Dulce Et Decorum Est, autre poème important, fut écrit pendant son séjour à Craiglockhart. Owen s'adressé à sa mère et lui relate l'histoire d'un groupe de soldats « ivres de fatigue » et contraints de se frayer un chemin « dans la gadoue » pour s'abriter des obus qui pleuvent sur eux.

Il commence ainsi :

Bent double, like old beggars under sacks,

Knock-kneed, coughing like hags, we cursed through sludge,

Till on the haunting flares we turned our backs

And towards our distant rest began to trudge.

Men marched asleep.

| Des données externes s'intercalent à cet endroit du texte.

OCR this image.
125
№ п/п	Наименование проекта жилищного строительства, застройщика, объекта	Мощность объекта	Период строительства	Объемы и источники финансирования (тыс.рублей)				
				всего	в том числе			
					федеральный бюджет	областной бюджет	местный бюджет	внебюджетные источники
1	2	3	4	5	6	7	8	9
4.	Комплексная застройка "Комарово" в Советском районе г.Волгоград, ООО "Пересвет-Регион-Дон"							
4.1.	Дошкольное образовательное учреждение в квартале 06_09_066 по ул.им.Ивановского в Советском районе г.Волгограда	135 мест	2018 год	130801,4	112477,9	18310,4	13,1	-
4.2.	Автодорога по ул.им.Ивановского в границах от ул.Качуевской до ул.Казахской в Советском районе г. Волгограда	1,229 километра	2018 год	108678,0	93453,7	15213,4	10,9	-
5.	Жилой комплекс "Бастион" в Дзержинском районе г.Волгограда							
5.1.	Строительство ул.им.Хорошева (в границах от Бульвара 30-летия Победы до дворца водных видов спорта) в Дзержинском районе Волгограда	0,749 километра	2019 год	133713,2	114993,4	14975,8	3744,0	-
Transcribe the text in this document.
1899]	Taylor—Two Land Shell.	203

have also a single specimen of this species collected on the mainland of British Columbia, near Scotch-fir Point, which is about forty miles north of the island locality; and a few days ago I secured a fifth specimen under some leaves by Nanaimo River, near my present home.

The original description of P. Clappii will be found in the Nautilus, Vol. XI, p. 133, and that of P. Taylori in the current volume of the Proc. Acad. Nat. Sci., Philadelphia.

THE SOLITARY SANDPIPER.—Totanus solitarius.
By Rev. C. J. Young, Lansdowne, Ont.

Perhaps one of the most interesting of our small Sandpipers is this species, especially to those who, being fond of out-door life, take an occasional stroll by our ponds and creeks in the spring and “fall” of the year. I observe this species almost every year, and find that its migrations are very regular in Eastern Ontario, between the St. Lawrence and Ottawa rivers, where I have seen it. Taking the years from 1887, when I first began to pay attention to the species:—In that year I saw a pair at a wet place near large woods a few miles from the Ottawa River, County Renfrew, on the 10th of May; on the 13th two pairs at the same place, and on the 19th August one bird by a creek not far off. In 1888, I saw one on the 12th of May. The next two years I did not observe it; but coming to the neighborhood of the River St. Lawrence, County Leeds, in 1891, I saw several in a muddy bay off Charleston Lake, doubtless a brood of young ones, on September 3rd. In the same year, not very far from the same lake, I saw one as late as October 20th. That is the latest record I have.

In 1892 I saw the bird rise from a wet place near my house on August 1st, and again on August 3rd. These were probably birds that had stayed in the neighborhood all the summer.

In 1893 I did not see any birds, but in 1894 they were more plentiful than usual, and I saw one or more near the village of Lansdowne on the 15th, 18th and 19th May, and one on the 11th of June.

Many had lost their boots

But limped on, blood-shod. All went lame; all blind;
Drunk with fatigue; deaf even to the hoots
Of tired, outstripped Five-Nines that dropped behind.

 

Pliés en deux, tels de vieux mendiants sous leur sac,

Harpies cagneuses et crachotantes, à coups de jurons

Nous pataugions dans la gadoue, hors des obsédants éclairs,

Et pesamment clopinions vers notre lointain repos.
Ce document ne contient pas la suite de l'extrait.